Two random news stories last week — Dick Robertson’s retirement as president of Warner Bros. Domestic TV, and the sale of “Tyler Perry’s House of Payne” sitcom to TBS and four Fox TV stations — may end up as being anything but random.
During his three decades as a top syndication exec, Robertson had a big influence on shaping the traditional major-studio model of how to sell programs to cable networks and TV stations.
But Mort Marcus and Ira Bernstein, who run Lionsgate’s Debmar-Mercury, the distributor of “House of Payne,” are convinced that the syndie business as embodied by Robertson is desperate to start breaking the old rules, particularly with sitcoms.
What Perry and Debmar-Mercury have come up with is a phenom that’s unique in the history of television: They’ll deliver, first to TBS and then to TV stations throughout the country, a 100-episode sitcom right out of the box. From day one, the buyers will be able to schedule the comedy five or 10 times a week.
And in a further departure, Perry actually wrote, produced and directed 10 episodes of the show for an unprecedented 10-market test earlier this summer. The test got an A on the Nielsen report card for all 10 markets, and the show was off and running.
The series follows the members of a multigenerational family who live under one roof: Parents, their divorced son and his two children, with other characters that include his ex-wife, his girlfriend and the nosy next-door neighbor.
In an era when top-rung sitcoms are as scarce as bar mitzvah invitations to Mel Gibson, Debmar-Mercury is expecting to clear at least 90% of the country when “Payne” becomes available to the syndication marketplace in fall 2008.
In the past, the sitcoms ordered by cable or syndication came in short bursts of 13 episodes or, at most, 22 episodes, suitable for play once a week. The hope, which rarely materialized, was that the comedy would draw an audience and get renewed every year until it reached the magic 100-episode quota.
The failure of that hope is the reason why cable networks and TV stations have had to fall back on the time-honored syndie blueprint: buying reruns of hit broadcast comedies, led by “Seinfeld,” “Everybody Loves Raymond,” “The Simpsons” and “Friends.”
But, except for “Simpsons” (which may go on forever), these reruns are getting a bit stale, and the orthodox way of doing business doesn’t appear to be yielding a bumper crop of replacement shows.
So the timing of “Payne” is exquisite, and the marketplace is responding.
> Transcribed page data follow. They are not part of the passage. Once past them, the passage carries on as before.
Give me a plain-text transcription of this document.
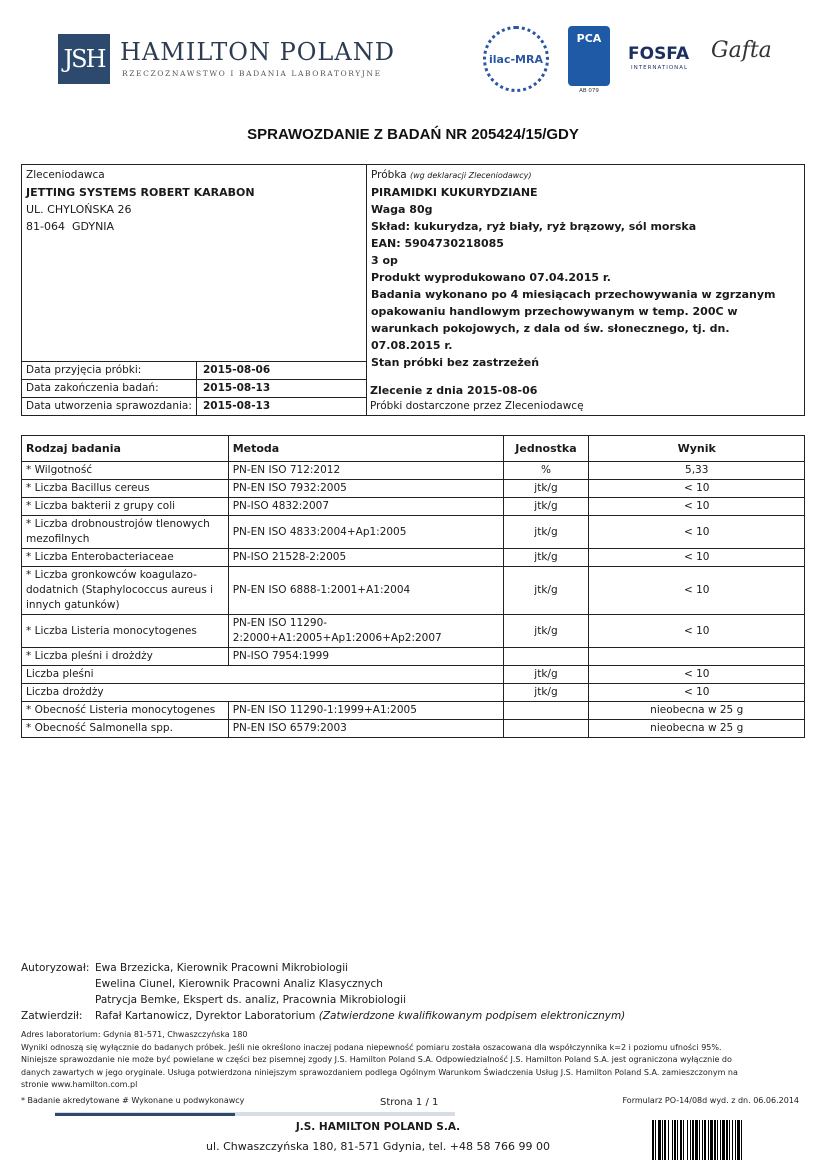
JSH HAMILTON POLAND
RZECZOZNAWSTWO I BADANIA LABORATORYJNE
ilac-MRA
PCA
AB 079
FOSFA
INTERNATIONAL
Gafta
SPRAWOZDANIE Z BADAŃ NR 205424/15/GDY
Zleceniodawca
JETTING SYSTEMS ROBERT KARABON
UL. CHYLOŃSKA 26
81-064  GDYNIA
Data przyjęcia próbki:	2015-08-06
Data zakończenia badań:	2015-08-13
Data utworzenia sprawozdania:	2015-08-13
Próbka (wg deklaracji Zleceniodawcy)
PIRAMIDKI KUKURYDZIANE
Waga 80g
Skład: kukurydza, ryż biały, ryż brązowy, sól morska
EAN: 5904730218085
3 op
Produkt wyprodukowano 07.04.2015 r.
Badania wykonano po 4 miesiącach przechowywania w zgrzanym
opakowaniu handlowym przechowywanym w temp. 200C w
warunkach pokojowych, z dala od św. słonecznego, tj. dn.
07.08.2015 r.
Stan próbki bez zastrzeżeń
Zlecenie z dnia 2015-08-06
Próbki dostarczone przez Zleceniodawcę
Rodzaj badania	Metoda	Jednostka	Wynik
* Wilgotność	PN-EN ISO 712:2012	%	5,33
* Liczba Bacillus cereus	PN-EN ISO 7932:2005	jtk/g	< 10
* Liczba bakterii z grupy coli	PN-ISO 4832:2007	jtk/g	< 10
* Liczba drobnoustrojów tlenowych mezofilnych	PN-EN ISO 4833:2004+Ap1:2005	jtk/g	< 10
* Liczba Enterobacteriaceae	PN-ISO 21528-2:2005	jtk/g	< 10
* Liczba gronkowców koagulazo-dodatnich (Staphylococcus aureus i innych gatunków)	PN-EN ISO 6888-1:2001+A1:2004	jtk/g	< 10
* Liczba Listeria monocytogenes	PN-EN ISO 11290-2:2000+A1:2005+Ap1:2006+Ap2:2007	jtk/g	< 10
* Liczba pleśni i drożdży	PN-ISO 7954:1999		
Liczba pleśni		jtk/g	< 10
Liczba drożdży		jtk/g	< 10
* Obecność Listeria monocytogenes	PN-EN ISO 11290-1:1999+A1:2005		nieobecna w 25 g
* Obecność Salmonella spp.	PN-EN ISO 6579:2003		nieobecna w 25 g
Autoryzował: Ewa Brzezicka, Kierownik Pracowni Mikrobiologii
Ewelina Ciunel, Kierownik Pracowni Analiz Klasycznych
Patrycja Bemke, Ekspert ds. analiz, Pracownia Mikrobiologii
Zatwierdził:	Rafał Kartanowicz, Dyrektor Laboratorium (Zatwierdzone kwalifikowanym podpisem elektronicznym)
Adres laboratorium: Gdynia 81-571, Chwaszczyńska 180
Wyniki odnoszą się wyłącznie do badanych próbek. Jeśli nie określono inaczej podana niepewność pomiaru została oszacowana dla współczynnika k=2 i poziomu ufności 95%.
Niniejsze sprawozdanie nie może być powielane w części bez pisemnej zgody J.S. Hamilton Poland S.A. Odpowiedzialność J.S. Hamilton Poland S.A. jest ograniczona wyłącznie do
danych zawartych w jego oryginale. Usługa potwierdzona niniejszym sprawozdaniem podlega Ogólnym Warunkom Świadczenia Usług J.S. Hamilton Poland S.A. zamieszczonym na
stronie www.hamilton.com.pl
* Badanie akredytowane # Wykonane u podwykonawcy	Strona 1 / 1	Formularz PO-14/08d wyd. z dn. 06.06.2014
J.S. HAMILTON POLAND S.A.
ul. Chwaszczyńska 180, 81-571 Gdynia, tel. +48 58 766 99 00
TBS was so impressed with the ratings of the 10-market test of “Payne” earlier this summer that it agreed to pony up a six-year license fee of $45 million or so for the delivery of at least 75 episodes by next summer. (The final 25 half-hours will be available in 2008.)
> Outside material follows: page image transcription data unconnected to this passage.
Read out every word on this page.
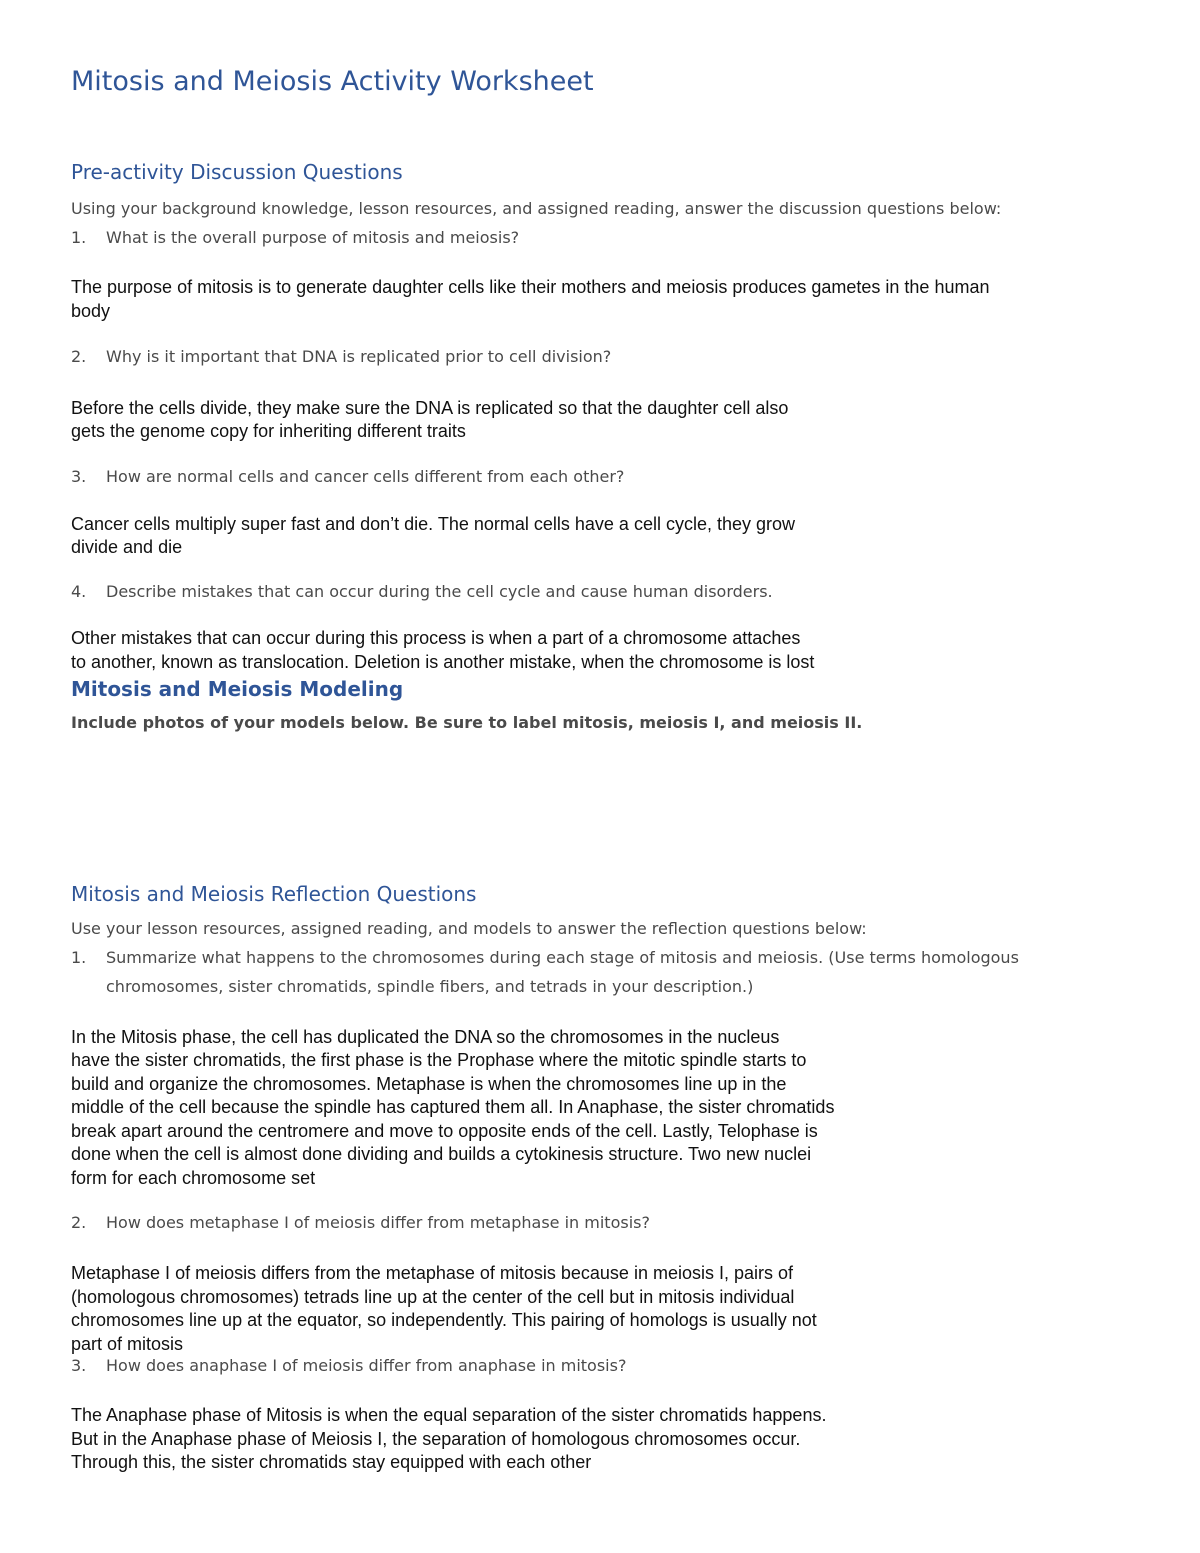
Mitosis and Meiosis Activity Worksheet
Pre-activity Discussion Questions
Using your background knowledge, lesson resources, and assigned reading, answer the discussion questions below:
1. What is the overall purpose of mitosis and meiosis?
The purpose of mitosis is to generate daughter cells like their mothers and meiosis produces gametes in the human
body
2. Why is it important that DNA is replicated prior to cell division?
Before the cells divide, they make sure the DNA is replicated so that the daughter cell also
gets the genome copy for inheriting different traits
3. How are normal cells and cancer cells different from each other?
Cancer cells multiply super fast and don’t die. The normal cells have a cell cycle, they grow
divide and die
4. Describe mistakes that can occur during the cell cycle and cause human disorders.
Other mistakes that can occur during this process is when a part of a chromosome attaches
to another, known as translocation. Deletion is another mistake, when the chromosome is lost
Mitosis and Meiosis Modeling
Include photos of your models below. Be sure to label mitosis, meiosis I, and meiosis II.
Mitosis and Meiosis Reflection Questions
Use your lesson resources, assigned reading, and models to answer the reflection questions below:
1. Summarize what happens to the chromosomes during each stage of mitosis and meiosis. (Use terms homologous
chromosomes, sister chromatids, spindle fibers, and tetrads in your description.)
In the Mitosis phase, the cell has duplicated the DNA so the chromosomes in the nucleus
have the sister chromatids, the first phase is the Prophase where the mitotic spindle starts to
build and organize the chromosomes. Metaphase is when the chromosomes line up in the
middle of the cell because the spindle has captured them all. In Anaphase, the sister chromatids
break apart around the centromere and move to opposite ends of the cell. Lastly, Telophase is
done when the cell is almost done dividing and builds a cytokinesis structure. Two new nuclei
form for each chromosome set
2. How does metaphase I of meiosis differ from metaphase in mitosis?
Metaphase I of meiosis differs from the metaphase of mitosis because in meiosis I, pairs of
(homologous chromosomes) tetrads line up at the center of the cell but in mitosis individual
chromosomes line up at the equator, so independently. This pairing of homologs is usually not
part of mitosis
3. How does anaphase I of meiosis differ from anaphase in mitosis?
The Anaphase phase of Mitosis is when the equal separation of the sister chromatids happens.
But in the Anaphase phase of Meiosis I, the separation of homologous chromosomes occur.
Through this, the sister chromatids stay equipped with each other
For TBS, the 10-station test showed that “Payne,” unlike ethnic sitcoms such as “Girlfriends” and “The Parkers,” has potential crossover appeal. Perry says he loves the sitcoms produced by Norman Lear in the ’70s such as “Good Times” and “The Jeffersons,” which drew masses of both white and black viewers.
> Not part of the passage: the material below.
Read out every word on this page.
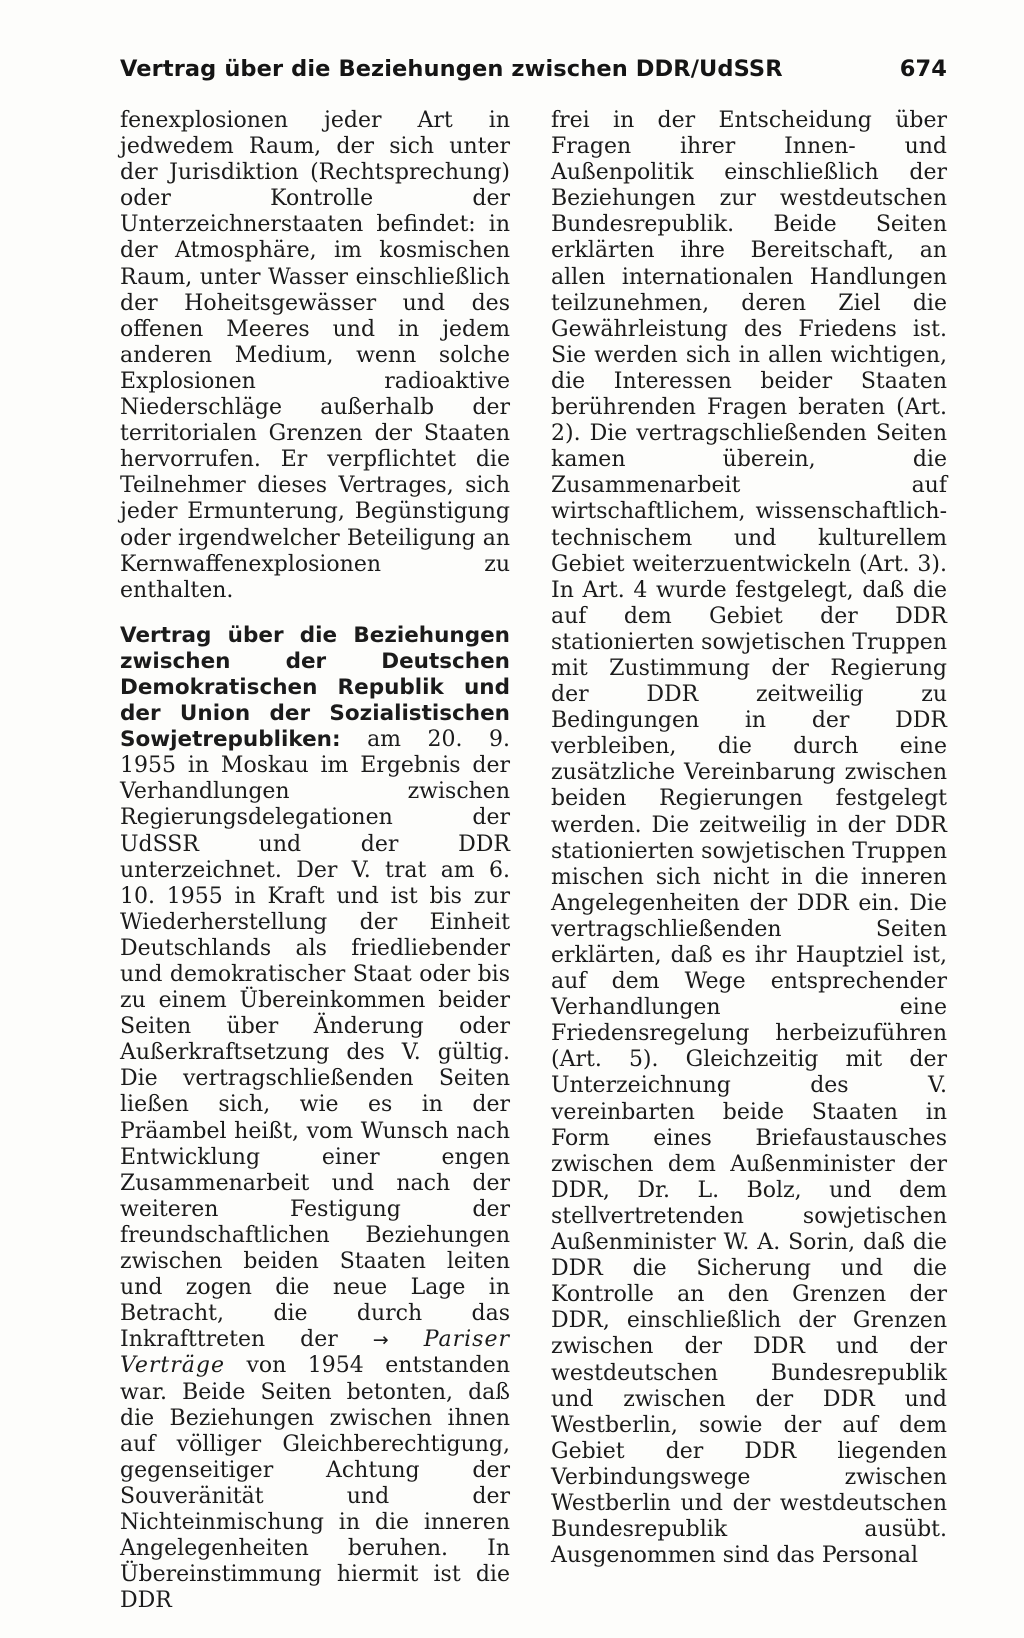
Vertrag über die Beziehungen zwischen DDR/UdSSR	674

fenexplosionen jeder Art in jedwedem Raum, der sich unter der Jurisdiktion (Rechtsprechung) oder Kontrolle der Unterzeichnerstaaten befindet: in der Atmosphäre, im kosmischen Raum, unter Wasser einschließlich der Hoheitsgewässer und des offenen Meeres und in jedem anderen Medium, wenn solche Explosionen radioaktive Niederschläge außerhalb der territorialen Grenzen der Staaten hervorrufen. Er verpflichtet die Teilnehmer dieses Vertrages, sich jeder Ermunterung, Begünstigung oder irgendwelcher Beteiligung an Kernwaffenexplosionen zu enthalten.

Vertrag über die Beziehungen zwischen der Deutschen Demokratischen Republik und der Union der Sozialistischen Sowjetrepubliken: am 20. 9. 1955 in Moskau im Ergebnis der Verhandlungen zwischen Regierungsdelegationen der UdSSR und der DDR unterzeichnet. Der V. trat am 6. 10. 1955 in Kraft und ist bis zur Wiederherstellung der Einheit Deutschlands als friedliebender und demokratischer Staat oder bis zu einem Übereinkommen beider Seiten über Änderung oder Außerkraftsetzung des V. gültig. Die vertragschließenden Seiten ließen sich, wie es in der Präambel heißt, vom Wunsch nach Entwicklung einer engen Zusammenarbeit und nach der weiteren Festigung der freundschaftlichen Beziehungen zwischen beiden Staaten leiten und zogen die neue Lage in Betracht, die durch das Inkrafttreten der → Pariser Verträge von 1954 entstanden war. Beide Seiten betonten, daß die Beziehungen zwischen ihnen auf völliger Gleichberechtigung, gegenseitiger Achtung der Souveränität und der Nichteinmischung in die inneren Angelegenheiten beruhen. In Übereinstimmung hiermit ist die DDR

frei in der Entscheidung über Fragen ihrer Innen- und Außenpolitik einschließlich der Beziehungen zur westdeutschen Bundesrepublik. Beide Seiten erklärten ihre Bereitschaft, an allen internationalen Handlungen teilzunehmen, deren Ziel die Gewährleistung des Friedens ist. Sie werden sich in allen wichtigen, die Interessen beider Staaten berührenden Fragen beraten (Art. 2). Die vertragschließenden Seiten kamen überein, die Zusammenarbeit auf wirtschaftlichem, wissenschaftlich-technischem und kulturellem Gebiet weiterzuentwickeln (Art. 3). In Art. 4 wurde festgelegt, daß die auf dem Gebiet der DDR stationierten sowjetischen Truppen mit Zustimmung der Regierung der DDR zeitweilig zu Bedingungen in der DDR verbleiben, die durch eine zusätzliche Vereinbarung zwischen beiden Regierungen festgelegt werden. Die zeitweilig in der DDR stationierten sowjetischen Truppen mischen sich nicht in die inneren Angelegenheiten der DDR ein. Die vertragschließenden Seiten erklärten, daß es ihr Hauptziel ist, auf dem Wege entsprechender Verhandlungen eine Friedensregelung herbeizuführen (Art. 5). Gleichzeitig mit der Unterzeichnung des V. vereinbarten beide Staaten in Form eines Briefaustausches zwischen dem Außenminister der DDR, Dr. L. Bolz, und dem stellvertretenden sowjetischen Außenminister W. A. Sorin, daß die DDR die Sicherung und die Kontrolle an den Grenzen der DDR, einschließlich der Grenzen zwischen der DDR und der westdeutschen Bundesrepublik und zwischen der DDR und Westberlin, sowie der auf dem Gebiet der DDR liegenden Verbindungswege zwischen Westberlin und der westdeutschen Bundesrepublik ausübt. Ausgenommen sind das Personal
One lesson Perry has drawn from Lear, he says, is how to meld comedy and drama in a way that seems to appeal to a mass audience.
Fox is also bullish about “Payne”: The four-year license fee from the Fox-owned TV stations in New York, Houston, Dallas and Washington could hit about $15 million. An additional $25 million or so could flow in from other TV stations once Debmar-Mercury starts negotiating with station groups around the country. (It has plenty of time because TBS purchased a 15-month exclusive window.)
While the license fees can be estimated within some predictable range, what won’t be known for a couple of years is how much money Debmar-Mercury will pocket from the three 30-second national spots within each half-hour.
If the combined Nielsens of TBS and the TV stations average a 3 household rating from 2008 to 2012, “Payne” could chalk up as much as $25 million a year in advertising revenues. Added to the license fees from TBS and the stations, Debmar-Mercury could be giving birth to a $200 million baby.
And Perry would harvest about 60% of that $200 million because he plans to bankroll the $500,000-an-episode production cost of “Payne” at his Atlanta studio, taking advantage of Georgia as a non-union state. Of the remaining 40%, Debmar-Mercury gets about 30% as its distribution fee and the barter company hired to sell the advertising time would collect 10% of so.
A big, fat payday is nothing new to Perry, who has rewritten the return-on-investment guidelines with his first two movies: “Diary of a Mad Black Woman” (cost: $5.5 million; domestic gross: $50.4 million) and “Madea’s Family Reunion” (cost: $6 million; domestic gross $63.2 million).
However, TV is a different animal from the movies, and if “Payne” proves to be a dud, advertisers won’t rush to support it.
But Perry would still come out OK: He’d put the 100 episodes out on DVD and make another fortune.